The younger version that she'd sketched years before resembled the one that looked at her now. His eyes no longer had that carefree glimmer in them and there were slight shadows under his eyes, like they were telling a story of a boy turning into a man. And the burden that comes with it.

A stubble covered his jaw and his mouth was set. Not smiling. Not anymore.

The smile didn't waver from Lamees's face though because she knew that she was drawing again. Finally.

••••

The next two weeks didn't seem as long as they had before because Lamees always found something to draw or to sketch. She spent almost all her time inside her room, filling her journal with more of her works and when that journal finished, she bought another one the next day and went to work again.

Her dad stayed mostly out of her way because of his own work and meetings but her mother was almost always questioning her, like she was sensing that something was off. Lamees always denied her suspicions and worries, claiming that she was "too free" due to which she got such ideas in her head.

Her mother seemed visibly offended but hadn't said anything as she walked away, muttering to herself in French.

Lamees filled the pages with drawings of flowers, from complicated roses to wild lily flowers. She drew her parents, imagining them at a younger age and was thrilled at how good her mother's sketch came out. Her mother loved to tell stories and she used to tell Lamees about her teenage days when she had a short bob hair cut and used to smoke, not because she enjoyed it but because she thought that it made her look cool.

She quit though soon after meeting Ali, her father, who had visited France with his parents.

Lamees found it amusing how her parents had two different versions of the same story of their meeting. While her mother, a secret romantic at heart, said that it was meant to be when Ali came and sat down from across her at a table in a cafe. Meanwhile, her dad claimed that he had been too absorbed in a video game on his phone to even notice where he was heading. It was after a few seconds that he looked up and found that he was sitting at the wrong table - with a girl around his age staring back at him in surprise.

He had abruptly mumbled an apology and confessed that he was a bit flustered because as Lamees's dad quoted, that Lamees mother's had a boyish prettiness to her that even she was unaware of.

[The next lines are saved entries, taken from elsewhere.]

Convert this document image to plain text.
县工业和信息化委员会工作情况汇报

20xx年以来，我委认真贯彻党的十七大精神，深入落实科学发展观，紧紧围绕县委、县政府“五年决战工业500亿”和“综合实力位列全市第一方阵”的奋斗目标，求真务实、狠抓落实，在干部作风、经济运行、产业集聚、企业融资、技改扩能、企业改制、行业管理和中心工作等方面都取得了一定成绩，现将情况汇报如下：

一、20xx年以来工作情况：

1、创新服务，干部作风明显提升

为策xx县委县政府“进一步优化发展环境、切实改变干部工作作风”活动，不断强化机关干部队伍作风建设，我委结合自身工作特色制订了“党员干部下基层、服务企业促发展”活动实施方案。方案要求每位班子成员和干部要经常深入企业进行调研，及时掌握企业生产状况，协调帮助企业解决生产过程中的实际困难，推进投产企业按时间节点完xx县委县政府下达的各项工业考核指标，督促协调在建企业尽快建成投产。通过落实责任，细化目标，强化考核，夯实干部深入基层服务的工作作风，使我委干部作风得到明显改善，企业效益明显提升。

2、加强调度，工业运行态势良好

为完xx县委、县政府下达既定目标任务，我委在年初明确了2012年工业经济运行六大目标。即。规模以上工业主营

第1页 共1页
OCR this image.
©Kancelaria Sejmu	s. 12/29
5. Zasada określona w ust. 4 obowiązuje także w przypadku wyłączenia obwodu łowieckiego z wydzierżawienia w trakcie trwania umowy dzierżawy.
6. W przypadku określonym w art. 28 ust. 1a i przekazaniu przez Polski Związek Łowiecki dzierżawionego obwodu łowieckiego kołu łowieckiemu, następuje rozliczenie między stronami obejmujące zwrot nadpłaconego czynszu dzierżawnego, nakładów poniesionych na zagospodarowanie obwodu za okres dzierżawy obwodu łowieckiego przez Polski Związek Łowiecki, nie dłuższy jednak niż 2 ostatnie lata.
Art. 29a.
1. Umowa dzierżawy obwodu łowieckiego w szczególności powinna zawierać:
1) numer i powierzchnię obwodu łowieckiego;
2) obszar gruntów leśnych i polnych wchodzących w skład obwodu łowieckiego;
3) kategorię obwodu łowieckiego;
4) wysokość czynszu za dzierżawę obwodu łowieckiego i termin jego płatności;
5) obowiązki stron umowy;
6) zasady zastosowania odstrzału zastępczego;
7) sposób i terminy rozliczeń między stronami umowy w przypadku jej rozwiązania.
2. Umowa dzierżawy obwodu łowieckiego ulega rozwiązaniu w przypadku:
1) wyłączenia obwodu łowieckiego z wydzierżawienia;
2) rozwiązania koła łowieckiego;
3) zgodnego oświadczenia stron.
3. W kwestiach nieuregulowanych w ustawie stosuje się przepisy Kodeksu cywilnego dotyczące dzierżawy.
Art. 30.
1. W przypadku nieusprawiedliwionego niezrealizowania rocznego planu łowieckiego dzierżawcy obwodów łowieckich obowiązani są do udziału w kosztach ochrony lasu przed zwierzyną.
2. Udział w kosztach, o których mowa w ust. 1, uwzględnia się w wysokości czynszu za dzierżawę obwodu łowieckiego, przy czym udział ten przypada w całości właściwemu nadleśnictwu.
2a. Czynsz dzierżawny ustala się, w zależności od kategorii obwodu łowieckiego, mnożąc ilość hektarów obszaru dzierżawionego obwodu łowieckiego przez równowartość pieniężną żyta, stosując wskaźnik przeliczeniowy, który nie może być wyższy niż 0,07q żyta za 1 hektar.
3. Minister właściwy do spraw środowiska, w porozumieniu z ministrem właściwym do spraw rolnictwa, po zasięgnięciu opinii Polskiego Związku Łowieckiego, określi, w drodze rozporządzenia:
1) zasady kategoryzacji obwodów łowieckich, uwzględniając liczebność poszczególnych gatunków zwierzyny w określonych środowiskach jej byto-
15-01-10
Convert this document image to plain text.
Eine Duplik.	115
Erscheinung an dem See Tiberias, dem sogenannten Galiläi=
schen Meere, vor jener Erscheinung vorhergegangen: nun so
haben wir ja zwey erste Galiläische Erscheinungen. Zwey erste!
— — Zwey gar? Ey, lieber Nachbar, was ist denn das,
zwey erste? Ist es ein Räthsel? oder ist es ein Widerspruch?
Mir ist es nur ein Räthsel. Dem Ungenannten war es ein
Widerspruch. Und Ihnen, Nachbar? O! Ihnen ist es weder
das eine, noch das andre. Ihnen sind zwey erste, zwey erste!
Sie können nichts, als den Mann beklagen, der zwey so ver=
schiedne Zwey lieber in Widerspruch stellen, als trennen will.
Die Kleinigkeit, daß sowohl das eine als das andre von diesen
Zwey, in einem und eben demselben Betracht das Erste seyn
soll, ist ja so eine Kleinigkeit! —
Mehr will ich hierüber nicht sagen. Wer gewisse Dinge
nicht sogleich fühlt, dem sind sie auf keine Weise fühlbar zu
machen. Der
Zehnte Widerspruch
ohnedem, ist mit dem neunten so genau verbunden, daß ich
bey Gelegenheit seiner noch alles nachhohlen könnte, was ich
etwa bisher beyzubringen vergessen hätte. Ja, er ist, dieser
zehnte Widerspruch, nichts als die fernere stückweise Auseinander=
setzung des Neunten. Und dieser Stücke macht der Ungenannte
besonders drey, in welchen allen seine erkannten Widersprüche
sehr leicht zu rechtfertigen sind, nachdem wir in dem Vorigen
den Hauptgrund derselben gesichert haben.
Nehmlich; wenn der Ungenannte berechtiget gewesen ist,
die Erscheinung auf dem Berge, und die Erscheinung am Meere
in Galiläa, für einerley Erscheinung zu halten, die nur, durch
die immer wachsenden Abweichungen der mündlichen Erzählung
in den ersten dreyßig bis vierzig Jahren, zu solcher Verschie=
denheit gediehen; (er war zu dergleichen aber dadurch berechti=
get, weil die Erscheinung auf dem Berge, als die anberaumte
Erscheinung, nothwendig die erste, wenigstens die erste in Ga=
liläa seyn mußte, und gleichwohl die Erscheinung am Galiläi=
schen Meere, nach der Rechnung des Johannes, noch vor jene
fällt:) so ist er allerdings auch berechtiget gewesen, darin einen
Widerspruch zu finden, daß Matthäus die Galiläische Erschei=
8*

He had gotten up, apologised again, his French quite clearly touristy and unclear, before making his way towards his parents' table.

"He had ze cutest round ears and when he blushed, hiz ears would turn pink!" Her mother would chuckle fondly at the memory, every time she would tell the story.

Her father loved hearing her tell it even though he never really said it out loud. "That's the first thing that you noticed about me? My pink, blushing ears?"

"Well, you didn't exactly haf a flattering azz to stare at."

"Oh my God, Ella, you're such a great example for our daughter!"

Lamees didn't deny the fact that even she believed her parents were destined to be, even when they had been born miles away from each other. They had still found a way back to one another and had kept coming back, despite their cultural differences. But even then, she couldn't expect either of them to understand what she was currently going through. Because Gunner was a non-Muslim and both her parents, despite coming from different places had been born and raised as Muslims. It was all they'd ever known and accepted and falling in love with a non-Muslim wouldn't be something that they'd accept.